Era um daqueles músicos da noite. De barzinhos voz e violão. Duas vezes na semana desfilava naquele bar um repertório calcado em clássicos da MPB que um amigo de língua ácida havia batizado de gosto médio. Uma flor de lis aqui, um dia branco ali, uma tarde em Itapoã acolá. O bar não lotava. Não era um bar da moda, embora servisse um peixe frito digno de recomendação.

Em uma dessas noites de quinta-feira, enquanto ele encerrava debaixo dos caracóis de seus cabelos na versão imortalizada por Caetano Veloso, o garçom de testa brilhante de suor entregou-lhe um papel dobrado. Abriu e leu um pedido. “Conhece Vincent? ”.

Relanceou o olhar e o viu no fundo do bar, fazendo um pequeno sinal que o denunciava como o autor do pedido. Desculpou-se. Não conhecia a canção, mas iria pesquisar. O homem ao fundo sorriu. Mas era um sorriso triste.

Na pausa, o músico da noite foi até o homem do fundo do bar. Perguntou de quem era a música. O homem, de uns 40 anos, falou um pouco sobre e a canção em homenagem a Van Gogh. Havia muita solidão na voz do homem do fundo do bar.

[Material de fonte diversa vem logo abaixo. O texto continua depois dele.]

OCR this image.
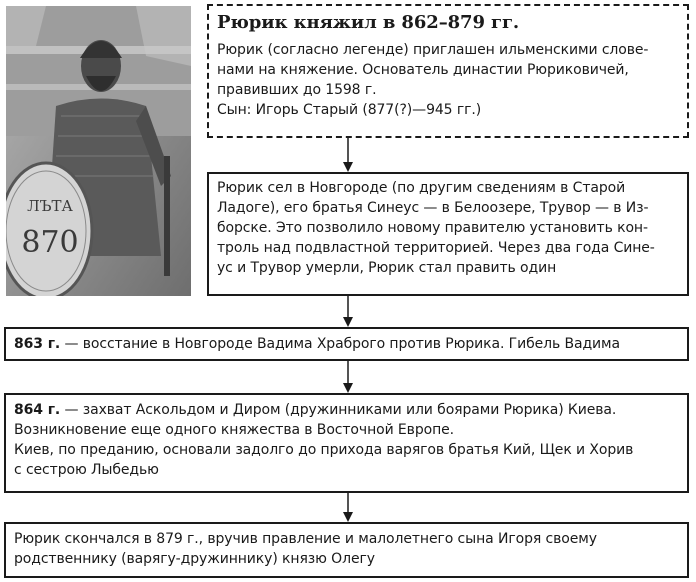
ЛЪТА
870

Рюрик княжил в 862–879 гг.

Рюрик (согласно легенде) приглашен ильменскими слове-

нами на княжение. Основатель династии Рюриковичей,

правивших до 1598 г.

Сын: Игорь Старый (877(?)—945 гг.)

Рюрик сел в Новгороде (по другим сведениям в Старой

Ладоге), его братья Синеус — в Белоозере, Трувор — в Из-

борске. Это позволило новому правителю установить кон-

троль над подвластной территорией. Через два года Сине-

ус и Трувор умерли, Рюрик стал править один

863 г. — восстание в Новгороде Вадима Храброго против Рюрика. Гибель Вадима

864 г. — захват Аскольдом и Диром (дружинниками или боярами Рюрика) Киева.

Возникновение еще одного княжества в Восточной Европе.

Киев, по преданию, основали задолго до прихода варягов братья Кий, Щек и Хорив

с сестрою Лыбедью

Рюрик скончался в 879 г., вручив правление и малолетнего сына Игоря своему

родственнику (варягу-дружиннику) князю Олегу
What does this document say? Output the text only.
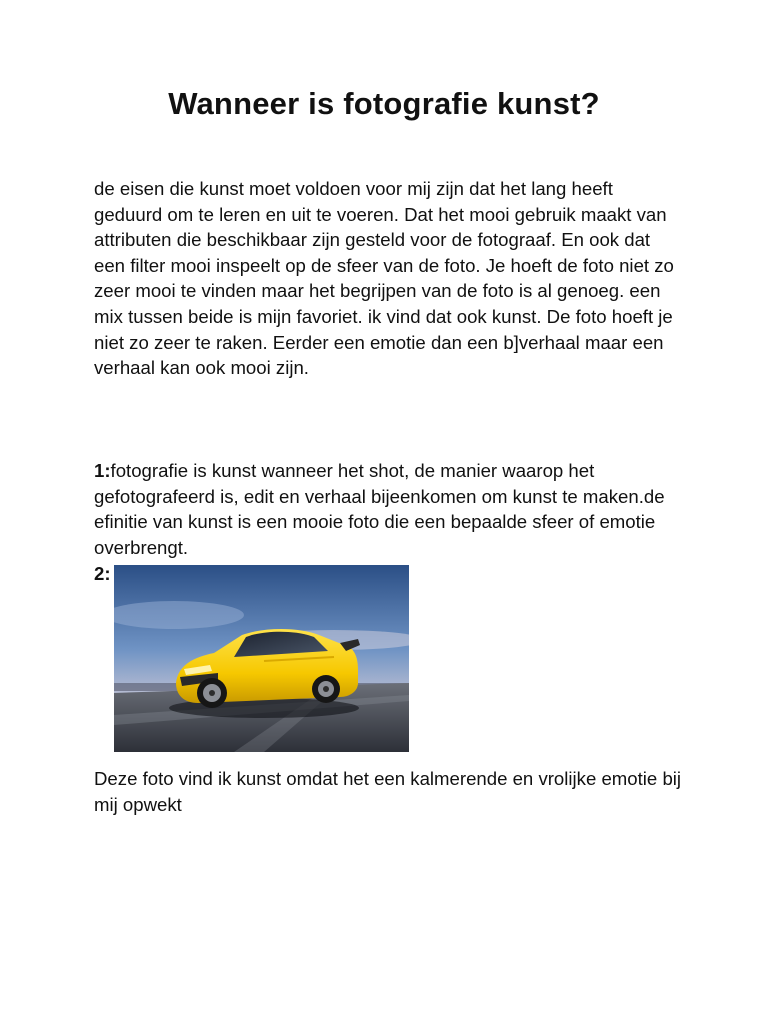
Wanneer is fotografie kunst?

de eisen die kunst moet voldoen voor mij zijn dat het lang heeft geduurd om te leren en uit te voeren. Dat het mooi gebruik maakt van attributen die beschikbaar zijn gesteld voor de fotograaf. En ook dat een filter mooi inspeelt op de sfeer van de foto. Je hoeft de foto niet zo zeer mooi te vinden maar het begrijpen van de foto is al genoeg. een mix tussen beide is mijn favoriet. ik vind dat ook kunst. De foto hoeft je niet zo zeer te raken. Eerder een emotie dan een b]verhaal maar een verhaal kan ook mooi zijn.

1:fotografie is kunst wanneer het shot, de manier waarop het gefotografeerd is, edit en verhaal bijeenkomen om kunst te maken.de efinitie van kunst is een mooie foto die een bepaalde sfeer of emotie overbrengt.

2:

Deze foto vind ik kunst omdat het een kalmerende en vrolijke emotie bij mij opwekt
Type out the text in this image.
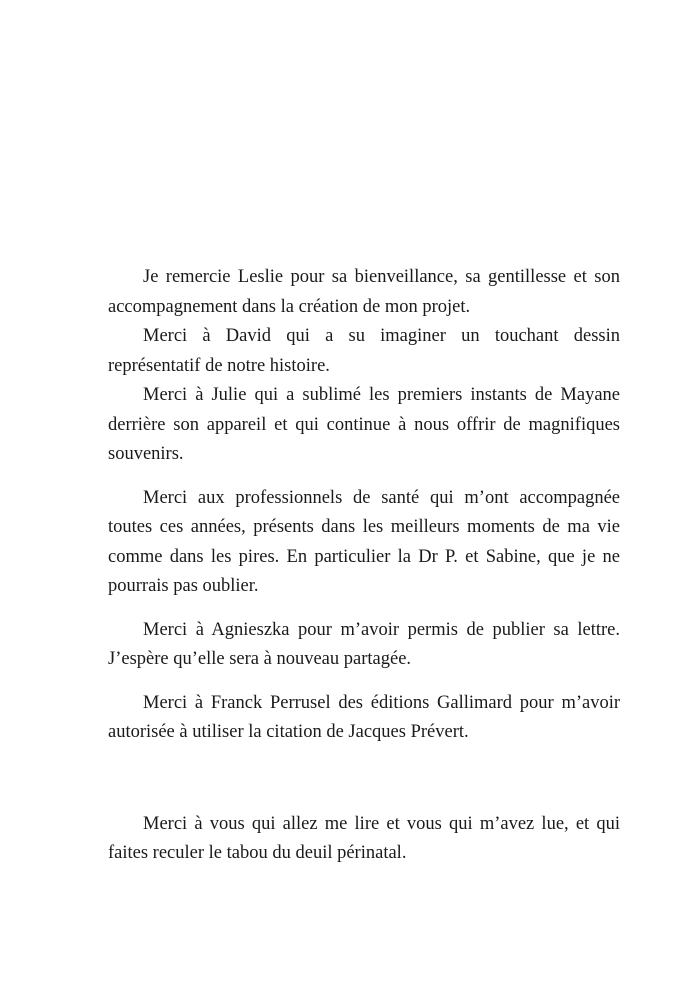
Je remercie Leslie pour sa bienveillance, sa gentillesse et son accompagnement dans la création de mon projet.

Merci à David qui a su imaginer un touchant dessin représentatif de notre histoire.

Merci à Julie qui a sublimé les premiers instants de Mayane derrière son appareil et qui continue à nous offrir de magnifiques souvenirs.

Merci aux professionnels de santé qui m’ont accompagnée toutes ces années, présents dans les meilleurs moments de ma vie comme dans les pires. En particulier la Dr P. et Sabine, que je ne pourrais pas oublier.

Merci à Agnieszka pour m’avoir permis de publier sa lettre. J’espère qu’elle sera à nouveau partagée.

Merci à Franck Perrusel des éditions Gallimard pour m’avoir autorisée à utiliser la citation de Jacques Prévert.

Merci à vous qui allez me lire et vous qui m’avez lue, et qui faites reculer le tabou du deuil périnatal.
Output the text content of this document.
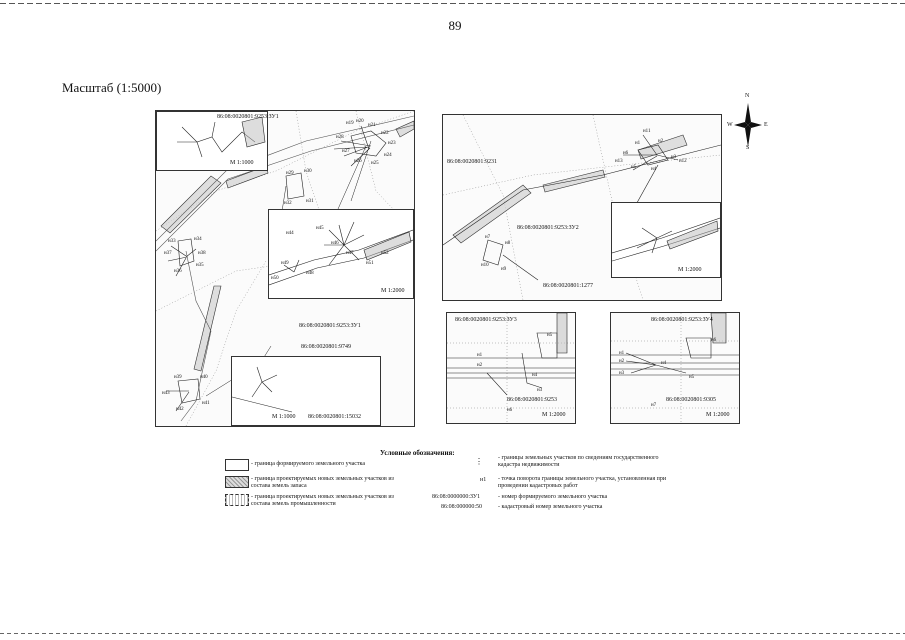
89
Масштаб (1:5000)
86:08:0020801:9253:ЗУ1
М 1:1000
М 1:2000
86:08:0020801:9253:ЗУ1
86:08:0020801:9749
М 1:1000 86:08:0020801:15032
н19 н20
н21
н22
н23
н24
н25
н26
н27
н28
н29 н30
н31
н32
н33	н34
н35
н36
н37	н38
н39	н40
н41
н42
н43
н44
н45
н46
н47
н48
н49
н50
н51
н52
86:08:0020801:9231
86:08:0020801:9253:ЗУ2
86:08:0020801:1277
М 1:2000
н1	н2
н3
н4
н5
н6
н7
н8
н9
н10
н11
н12
н13
N
S
W	E
86:08:0020801:9253:ЗУ3
86:08:0020801:9253
М 1:2000
н1
н2
н3
н4
н5
н6
86:08:0020801:9253:ЗУ4
86:08:0020801:9305
М 1:2000
н1
н2
н3
н4
н5
н6
н7
Условные обозначения:
- граница формируемого земельного участка
- граница проектируемых новых земельных участков из состава земель запаса
- граница проектируемых новых земельных участков из состава земель промышленности
⋮	- границы земельных участков по сведениям государственного кадастра недвижимости
н1 - точка поворота границы земельного участка, установленная при проведении кадастровых работ
86:08:0000000:ЗУ1	- номер формируемого земельного участка
86:08:000000:50	- кадастровый номер земельного участка
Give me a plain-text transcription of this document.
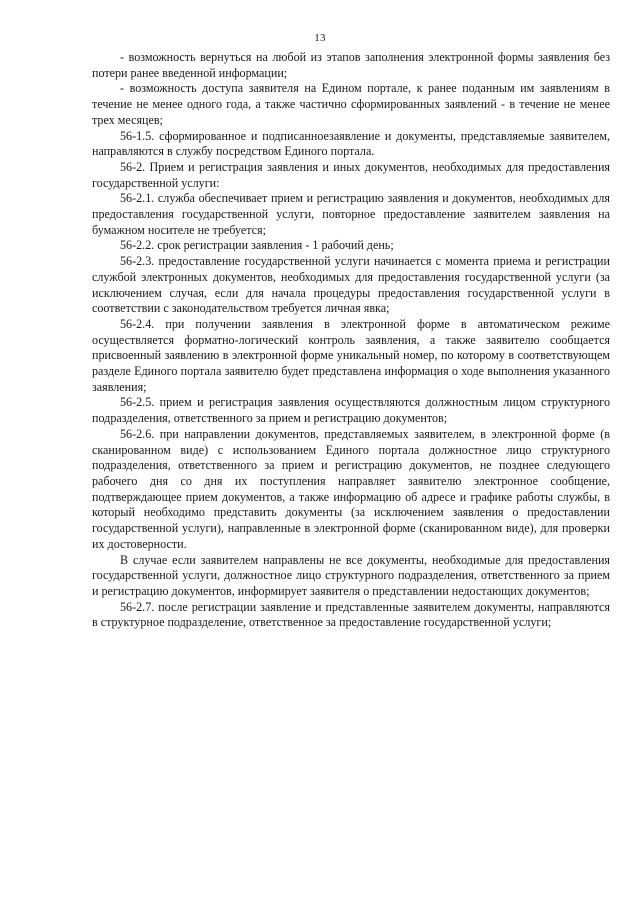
13

- возможность вернуться на любой из этапов заполнения электронной формы заявления без потери ранее введенной информации;

- возможность доступа заявителя на Едином портале, к ранее поданным им заявлениям в течение не менее одного года, а также частично сформированных заявлений - в течение не менее трех месяцев;

56-1.5. сформированное и подписанноезаявление и документы, представляемые заявителем, направляются в службу посредством Единого портала.

56-2. Прием и регистрация заявления и иных документов, необходимых для предоставления государственной услуги:

56-2.1. служба обеспечивает прием и регистрацию заявления и документов, необходимых для предоставления государственной услуги, повторное предоставление заявителем заявления на бумажном носителе не требуется;

56-2.2. срок регистрации заявления - 1 рабочий день;

56-2.3. предоставление государственной услуги начинается с момента приема и регистрации службой электронных документов, необходимых для предоставления государственной услуги (за исключением случая, если для начала процедуры предоставления государственной услуги в соответствии с законодательством требуется личная явка;

56-2.4. при получении заявления в электронной форме в автоматическом режиме осуществляется форматно-логический контроль заявления, а также заявителю сообщается присвоенный заявлению в электронной форме уникальный номер, по которому в соответствующем разделе Единого портала заявителю будет представлена информация о ходе выполнения указанного заявления;

56-2.5. прием и регистрация заявления осуществляются должностным лицом структурного подразделения, ответственного за прием и регистрацию документов;

56-2.6. при направлении документов, представляемых заявителем, в электронной форме (в сканированном виде) с использованием Единого портала должностное лицо структурного подразделения, ответственного за прием и регистрацию документов, не позднее следующего рабочего дня со дня их поступления направляет заявителю электронное сообщение, подтверждающее прием документов, а также информацию об адресе и графике работы службы, в который необходимо представить документы (за исключением заявления о предоставлении государственной услуги), направленные в электронной форме (сканированном виде), для проверки их достоверности.

В случае если заявителем направлены не все документы, необходимые для предоставления государственной услуги, должностное лицо структурного подразделения, ответственного за прием и регистрацию документов, информирует заявителя о представлении недостающих документов;

56-2.7. после регистрации заявление и представленные заявителем документы, направляются в структурное подразделение, ответственное за предоставление государственной услуги;
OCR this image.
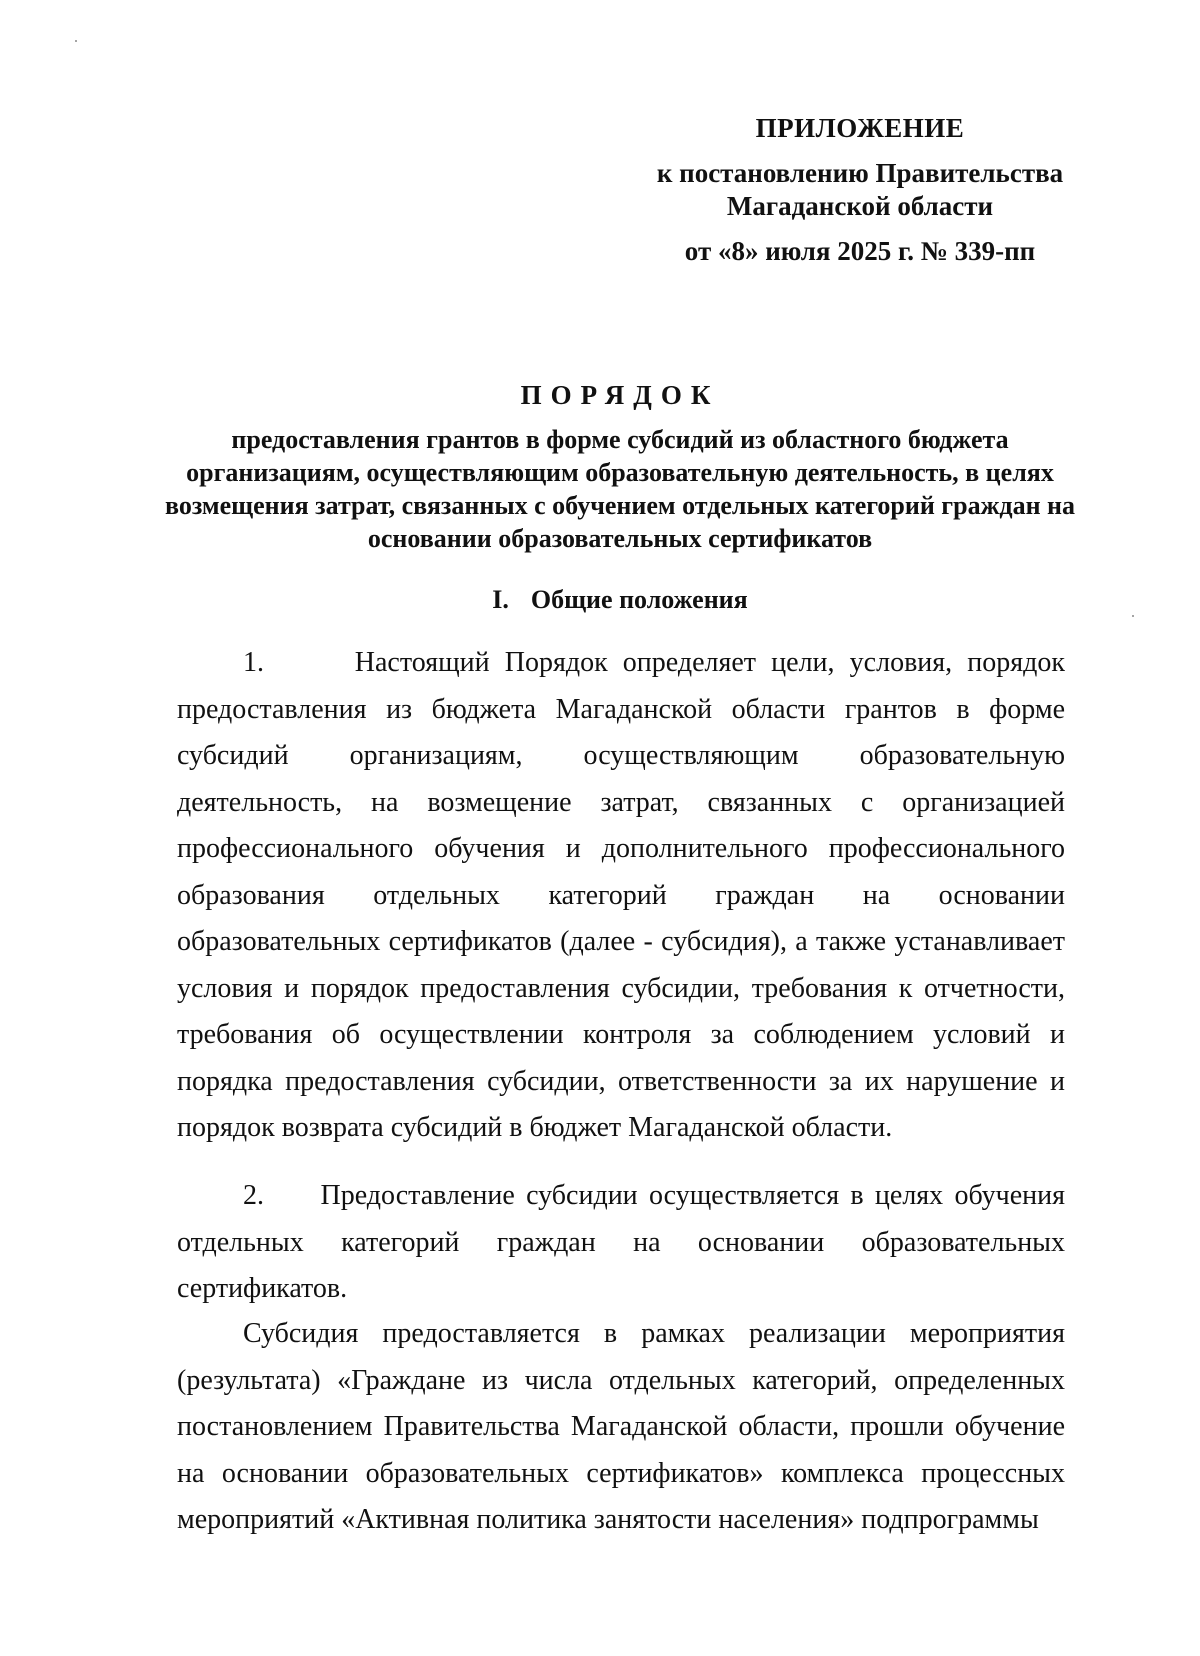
ПРИЛОЖЕНИЕ
к постановлению Правительства
Магаданской области
от «8» июля 2025 г. № 339-пп
ПОРЯДОК
предоставления грантов в форме субсидий из областного бюджета организациям, осуществляющим образовательную деятельность, в целях возмещения затрат, связанных с обучением отдельных категорий граждан на основании образовательных сертификатов
I. Общие положения

1.	Настоящий Порядок определяет цели, условия, порядок предоставления из бюджета Магаданской области грантов в форме субсидий организациям, осуществляющим образовательную деятельность, на возмещение затрат, связанных с организацией профессионального обучения и дополнительного профессионального образования отдельных категорий граждан на основании образовательных сертификатов (далее - субсидия), а также устанавливает условия и порядок предоставления субсидии, требования к отчетности, требования об осуществлении контроля за соблюдением условий и порядка предоставления субсидии, ответственности за их нарушение и порядок возврата субсидий в бюджет Магаданской области.

2. Предоставление субсидии осуществляется в целях обучения отдельных категорий граждан на основании образовательных сертификатов.

Субсидия предоставляется в рамках реализации мероприятия (результата) «Граждане из числа отдельных категорий, определенных постановлением Правительства Магаданской области, прошли обучение на основании образовательных сертификатов» комплекса процессных мероприятий «Активная политика занятости населения» подпрограммы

Encerrado o intervalo, o músico da noite retornou ao seu repertório cotidiano. Recebeu alguns aplausos entre garfadas de carne e peixe e goles de cervejas e risos e falas soltas. Algumas vozes desafinadas acompanhando alguns sucessos.

Em casa, a manhã quase nascendo, pesquisou na internet a canção. No Youtube alguém a ensinava em acordes básicos.

Na noite seguinte aguardou a chegada do homem do fundo do bar. Ele não veio. Recolheu a canção em si mesmo. Não a jogaria assim à toa.

O homem do fundo do bar só retornou na outra semana. Ocupou o mesmo espaço, pediu a mesma bebida, uma caipirinha de vodka. O músico da noite sorriu ao vê-lo. Ao encerrar Sampa, emendou: ‘essa é um pedido de uma pessoa especial’. E começou: ‘Starry starry night/Paint your palette blue and grey/Look out on a summer’s day/With eyes that know the darkness in my soul’.

O homem do fundo do bar tomou um susto. Não pela música, mas por não estar acostumado a ser chamado de pessoa especial.

Naquela noite, esperou pelo fim do trabalho do músico da noite. Restavam poucos clientes no bar e na madrugada quando os dois juntaram solidões e provaram um do outro. E as manhãs nasceram com paletas multicores.